Saturday, July 12, 2008

A quick survey

So, Newy is a contemporary YA, set in good old Columbus, Ohio. Here is the thing I am pondering. Right now, I have invented a High School and set it in an invented suburb on the West side. That's about as specific as I get.

However, I am wondering if I should set the story in an actual suburb, and actual High School. The location really isn't a big part of the story. I'm going for: every day American suburb.

So, what do you think? Real or invented?

BTW, in case the picture isn't clear, this is supposed to be a typical high school hallway.

10 comments:

Natalie said...

Go real! It's fun:) And then you can visit the place and get a great visual. Teachers don't have to be the same, but using existing places can add such a richness to a book.

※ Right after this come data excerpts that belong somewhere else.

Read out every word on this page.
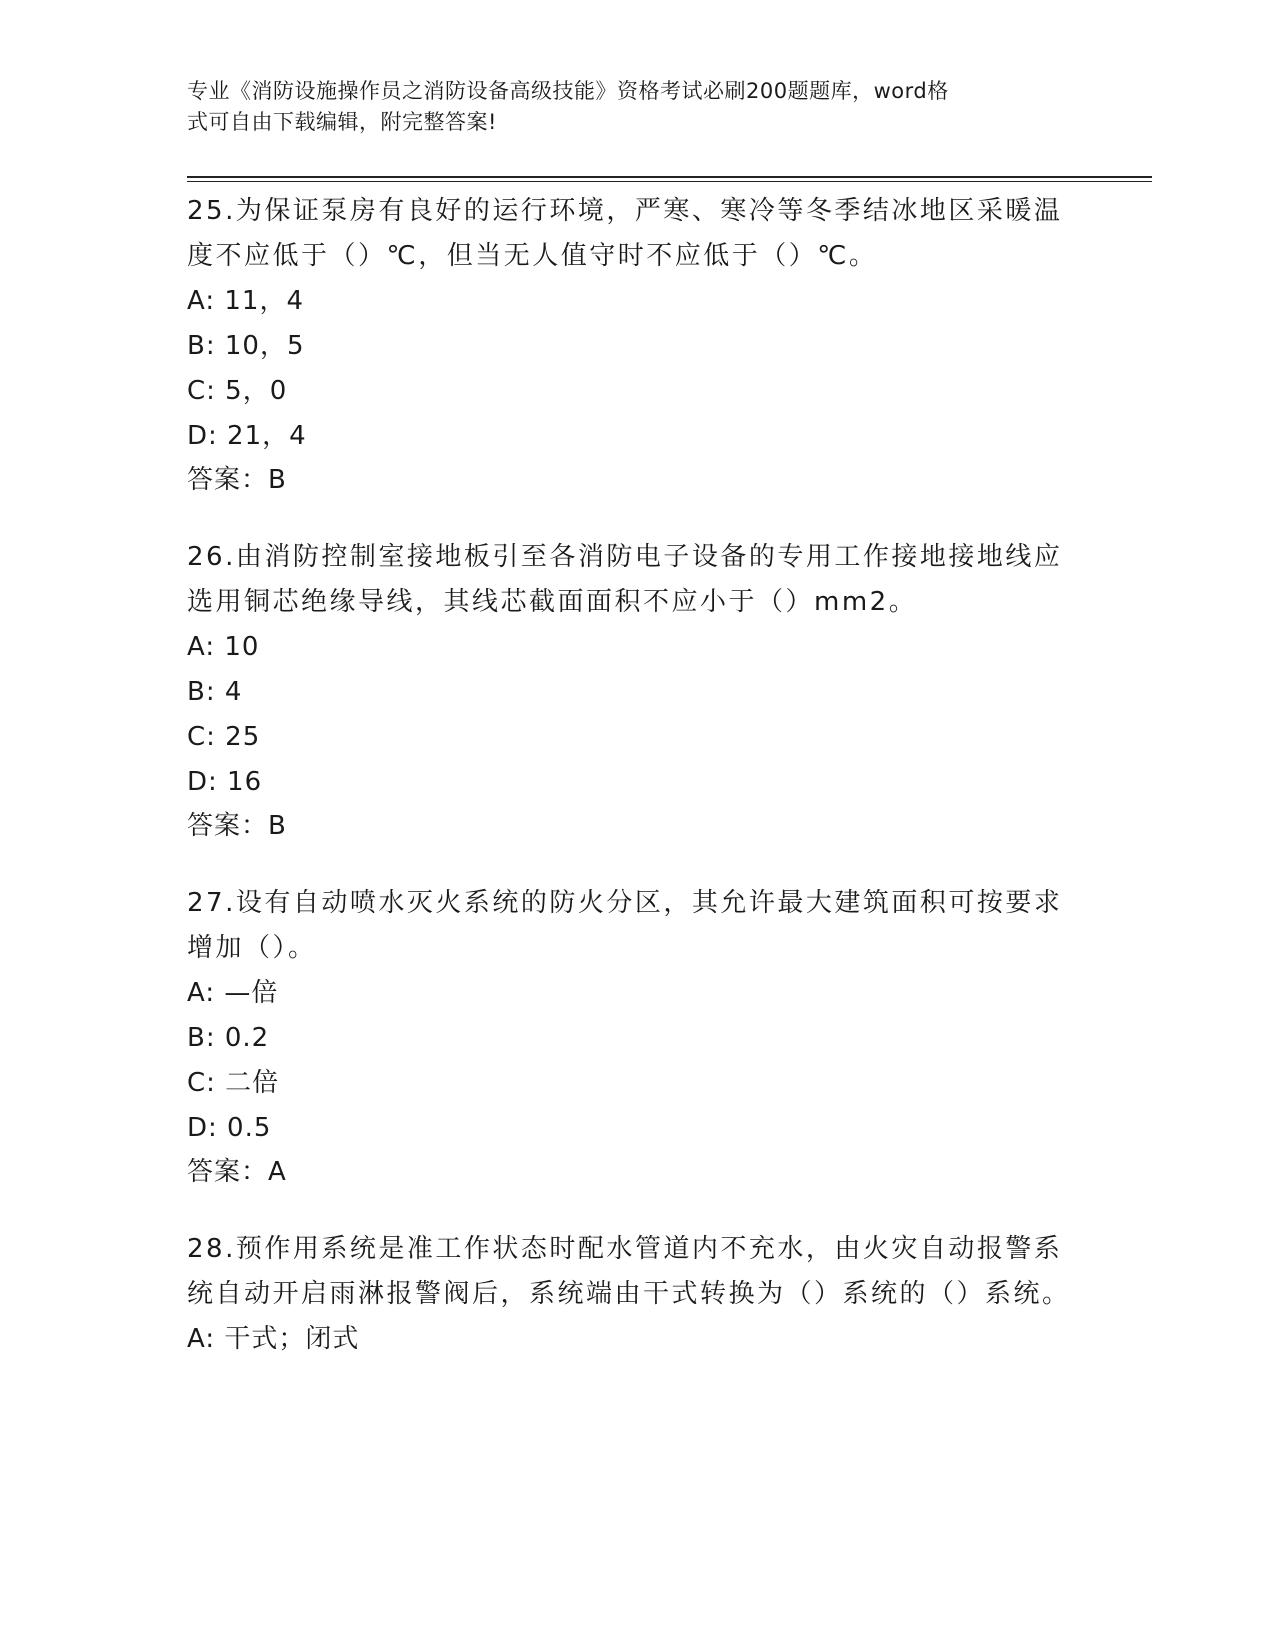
专业《消防设施操作员之消防设备高级技能》资格考试必刷200题题库，word格
式可自由下载编辑，附完整答案!
25.为保证泵房有良好的运行环境，严寒、寒冷等冬季结冰地区采暖温度不应低于（）℃，但当无人值守时不应低于（）℃。
A: 11，4
B: 10，5
C: 5，0
D: 21，4
答案：B
26.由消防控制室接地板引至各消防电子设备的专用工作接地接地线应选用铜芯绝缘导线，其线芯截面面积不应小于（）mm2。
A: 10
B: 4
C: 25
D: 16
答案：B
27.设有自动喷水灭火系统的防火分区，其允许最大建筑面积可按要求增加（）。
A: —倍
B: 0.2
C: 二倍
D: 0.5
答案：A
28.预作用系统是准工作状态时配水管道内不充水，由火灾自动报警系统自动开启雨淋报警阀后，系统端由干式转换为（）系统的（）系统。
A: 干式；闭式
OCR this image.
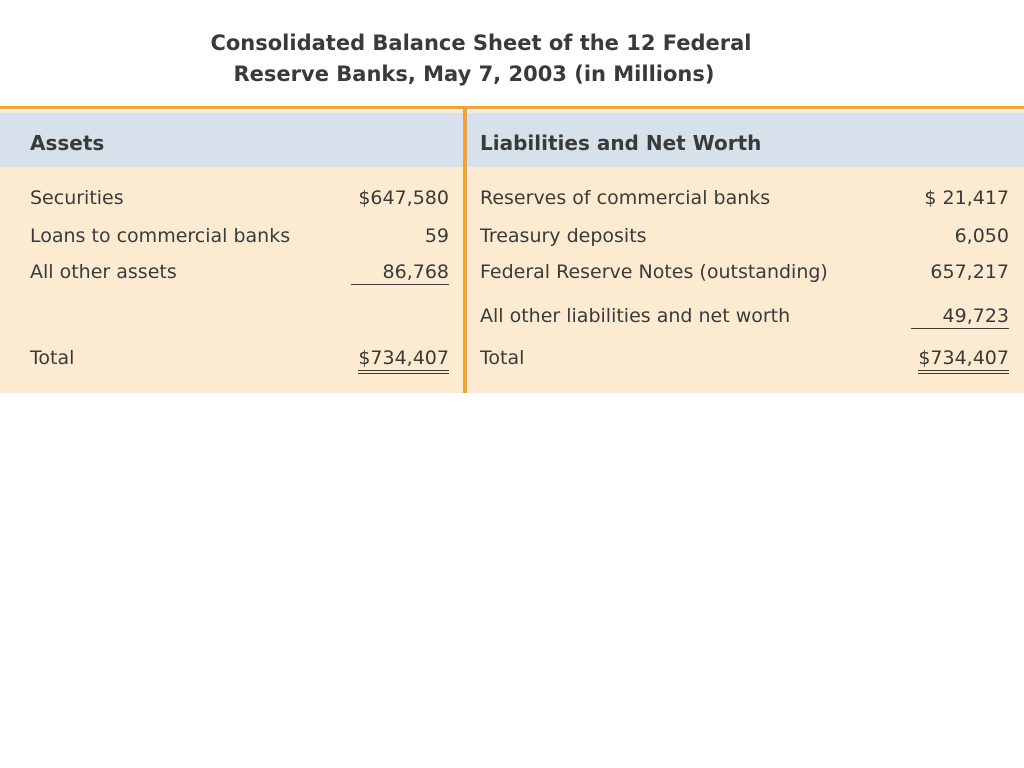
Consolidated Balance Sheet of the 12 Federal
Reserve Banks, May 7, 2003 (in Millions)
Assets	Liabilities and Net Worth
Securities	$647,580
Loans to commercial banks	59
All other assets	86,768
Total	$734,407
Reserves of commercial banks	$ 21,417
Treasury deposits	6,050
Federal Reserve Notes (outstanding)	657,217
All other liabilities and net worth	49,723
Total	$734,407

Especially if you have fantastical elements, it grounds it in reality. People love reading stuff like that. Or at least I do.

Kiersten said...

See, I'd say go fictional. That way it looks exactly like you want it to!

Natalie said...

Oh man, looks like it's up to you!

Natalie said...

Changed my blog name, finally.

http://betweenfactandfiction.blogspot.com/

Renee Collins said...

Hmm, figures you two would be split.

Well, I guess I'll stick with fictional, since that's how I started. Maybe I will make the school look exactly like the High School around here.

Kiersten said...

We just like to make your life difficult.

Natalie said...

Yeah, I'm the research geek. I already know which high school I'm setting Void at. Oh the ideas for that one. Can't wait to get writing that one some time.

Renee Collins said...

And we can't wait to read it. :)

Kiersten said...

Amen.

Natalie said...

Alas, I have an extensive course in Victorian America before I can really get into Void. The magical realm that Coral is from is based on that time--right before the light bulb:) (Their towns are right next to ours, just invisible. Still working out kinks...)

If I'm ever gonna get the description right, I'm gonna at least need to go over fashion, architecture, and furniture. The rest will be magic fun.

As for the "modern part," Fremont, CA. That sounds like a walk in the park research wise, heh.